[Python-Dev] Bugfix releases should not change APIs

Terry Reedy tjreedy at udel.edu
Sat May 29 01:03:37 CEST 2010


I had the strong impression that there was a policy that x.y.z bugfix 
releases should only fix bugs and not add new features and revise 
current ones. The rationale, as I understood it, is that x.y.z releases 
should be increasingly better implementations of a stable x.y feature 
set. Adding features is 'bad' because code using a new feature will not 
work in previous releases of the same x.y version. Changing features is 
even worse because it may also break working code going forward.

Because of this policy, an x.y.z Windows installer (I do not know about 
others) deletes any earlier release of the same version.
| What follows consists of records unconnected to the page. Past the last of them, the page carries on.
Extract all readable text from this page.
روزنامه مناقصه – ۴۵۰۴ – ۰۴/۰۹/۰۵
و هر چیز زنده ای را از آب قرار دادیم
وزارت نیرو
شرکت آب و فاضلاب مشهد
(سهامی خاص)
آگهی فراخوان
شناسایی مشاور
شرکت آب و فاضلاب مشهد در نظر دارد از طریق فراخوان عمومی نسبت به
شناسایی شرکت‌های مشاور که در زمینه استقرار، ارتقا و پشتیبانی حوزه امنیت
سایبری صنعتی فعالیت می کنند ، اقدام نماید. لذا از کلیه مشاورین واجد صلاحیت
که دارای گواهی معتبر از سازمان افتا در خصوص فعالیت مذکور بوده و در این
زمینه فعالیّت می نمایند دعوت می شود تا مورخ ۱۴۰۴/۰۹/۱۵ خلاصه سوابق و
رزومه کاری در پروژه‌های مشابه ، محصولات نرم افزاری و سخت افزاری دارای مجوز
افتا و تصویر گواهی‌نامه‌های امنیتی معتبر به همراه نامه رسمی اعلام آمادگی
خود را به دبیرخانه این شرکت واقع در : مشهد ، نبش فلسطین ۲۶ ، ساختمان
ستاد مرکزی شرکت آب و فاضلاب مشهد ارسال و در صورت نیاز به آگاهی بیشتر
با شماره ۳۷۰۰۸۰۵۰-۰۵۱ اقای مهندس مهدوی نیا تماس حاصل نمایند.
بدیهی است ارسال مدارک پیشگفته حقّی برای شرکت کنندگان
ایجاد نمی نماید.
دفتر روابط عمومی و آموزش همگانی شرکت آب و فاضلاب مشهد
Also, there is 
no What's New in Python x.y.z (relative to x.y.(z-1) since such should 
be empty. Consequently, violations of the policy are pretty much silent 
and well hidden.

Yesterday, I spent two hours puzzling over the failure of my previously 
'green' test sequence that tested a custom test function. I finally 
realized that the change was not due to anything I did (or undid), but a 
change in 3.1.2 in the interaction of StringIO.truncate, 
StringIO.getvalue, and print(x, StringIO()). (I should note the it is 
the usual stability and quality of Python that made me slow to blame 
Python rather than myself.)

After filing
http://bugs.python.org/issue8840
I was rather shocked to be told that the code-breaking and 
policy-violating change was intentional because being 'more consistent 
with other file-handling APIs out there' was somehow more important than 
consistency within version releases. It also seems to me that discussion 
of code-breaking API changes like this should involve more than one user 
and one developer. See
http://bugs.python.org/issue6939

I have fixed my tests so they works in 3.1.2 and should work in other 
3.1 releases, but that would be a nuisance to test. Of course, I should 
not have to worry about API changes within a version series.

I think issue 8840 illustrates another reason for the bugfix-only 
policy. New x.y features and docs are (nearly always) added before the 
first beta. They can then be tested, discussed, and improved. This 
'cooking' does not occur for bugfix releases. For reasons I give in my 
response on the tracker, I think the new behavior is buggy and the doc 
deficient.

So, I think
1) the supposed bugfix-only policy should really be the policy;
2) the violation in 3.1.2 should be reverted in 3.1.3, and the API 
change reviewed in the normal 3.2 alpha/beta process.
I am curious as to what others think on both points.